Heitor saltou sobre o segundo sofá e caiu sentado, com os braços erguidos feito um urso espreitando um pobre esquilo. Antonella agora cortava algumas cenouras como quem queria cortar a mesa e Valentina bebericava a xícara de chá de olhos levantados para ver Heitor.

— Heitor, querido — O rosto de Antonella envermelheceu-se de raiva ao ouvir Valentina imitá-la, mas a velha não deu atenção — Acredito que você está tendo uma facilidade muito grande para se adaptar...

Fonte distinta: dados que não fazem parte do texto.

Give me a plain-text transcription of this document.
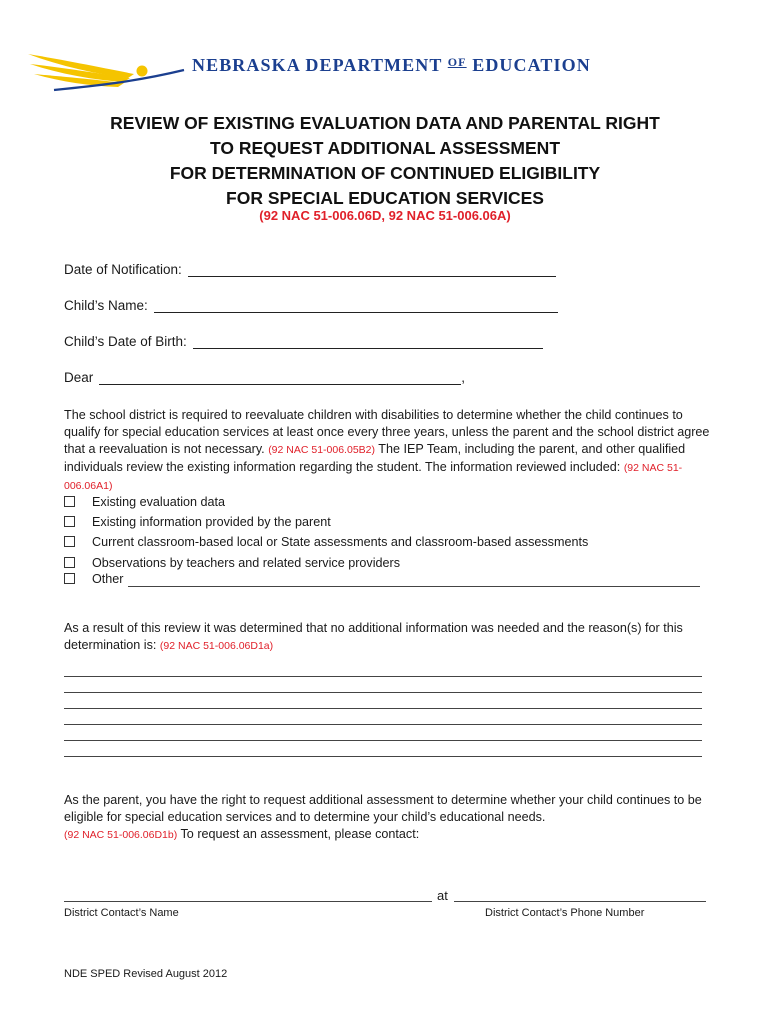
NEBRASKA DEPARTMENT $^{OF}$ EDUCATION
REVIEW OF EXISTING EVALUATION DATA AND PARENTAL RIGHT
TO REQUEST ADDITIONAL ASSESSMENT
FOR DETERMINATION OF CONTINUED ELIGIBILITY
FOR SPECIAL EDUCATION SERVICES
(92 NAC 51-006.06D, 92 NAC 51-006.06A)
Date of Notification:
Child’s Name:
Child’s Date of Birth:
Dear	,
The school district is required to reevaluate children with disabilities to determine whether the child continues to qualify for special education services at least once every three years, unless the parent and the school district agree that a reevaluation is not necessary. (92 NAC 51-006.05B2) The IEP Team, including the parent, and other qualified individuals review the existing information regarding the student. The information reviewed included: (92 NAC 51-006.06A1)
Existing evaluation data
Existing information provided by the parent
Current classroom-based local or State assessments and classroom-based assessments
Observations by teachers and related service providers
Other
As a result of this review it was determined that no additional information was needed and the reason(s) for this determination is: (92 NAC 51-006.06D1a)
As the parent, you have the right to request additional assessment to determine whether your child continues to be eligible for special education services and to determine your child’s educational needs.
(92 NAC 51-006.06D1b) To request an assessment, please contact:
at
District Contact’s Name	District Contact’s Phone Number
NDE SPED Revised August 2012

O menino ergueu os olhos enquanto abocanhava umas minhocas de goma-de-mascar.

— Não deveria?

— Claro que deveria! Mas estive pensando, sabe? Caso tenha qualquer dificuldade ou queria simplesmente conversar vou dar uma passada aqui todas as manhãs, tudo bem?

Antonella deu um grito ao ouvir isso, puxou o avental que estava usando e embrulhou seu dedo.

— Você o quê? — Ela disfarçou estancando o dedo cortado.

— Claro que pode! Se você puder trazer alguns destes...

— Claro, claro... — A velha sorriu e votou os olhares para Antonella que fazia uma expressão de raive dor ao mesmo tempo — Bom, já vou indo. Tenham um ótimo dia!

A mulher que mais parecia um poste levantou-se e seguiu com extravagantes movimentos de cintura até a porta, abriu-a e voltou um sorriso malicioso para Antonella que mordeu os lábios.

— Essa mulher! Eu não quero ela aqui todos os dias!

— Mamãe, ela é muito gentil e...

— Ela está te comprando com doces, menino!

O sol marcou presença uma hora depois, quando Heitor e sua mãe partiam de carruagem para a padaria, a neve continuava fofa, mas o frio não parecia tão ameaçador do lado de dentro, o cocheiro era o mesmo velho mudo que os trouxera dois dias atrás. Antonella não parecia mais zangada e o sorriso generoso paralelo aos olhos azuis cintilantes se tornaram mais aparentes.

O menino podia ver a paisagem esbranquiçada de neve ao longo do trajeto, uma mulher muito gorda aparecia à porta para recolher o jornal e um canzarrão preto farejava aos seus tornozelos. Mais à frente um velho de cabelos grisalhos passava de carroça com a bagagem cheia de sacos de lã, provavelmente para entrega. A velha que Heitor fizera a entrega ontem caminhava devagar pela calçada, carregando um saco de batatas e com uma garota puxando o punho de suas vestes, Heitor lembrou o nome das duas: Janeth Joel e sua neta: Angelina. Heitor se viu admirando a beleza da menina, seus cabelos pretos combinavam de maneira extravagante com seus olhos castanhos claros e o tempo pareceu, por um momento, tão monótono. Talvez Romana não fosse lá a cidade mais excitante para se morar, não que em Florença (a cidade em que morava em Brigada) fosse, mas começara a sentir falta dos jipes desfilando pelas estradas asfaltadas. Sentia-se agora um verdadeiro caipira.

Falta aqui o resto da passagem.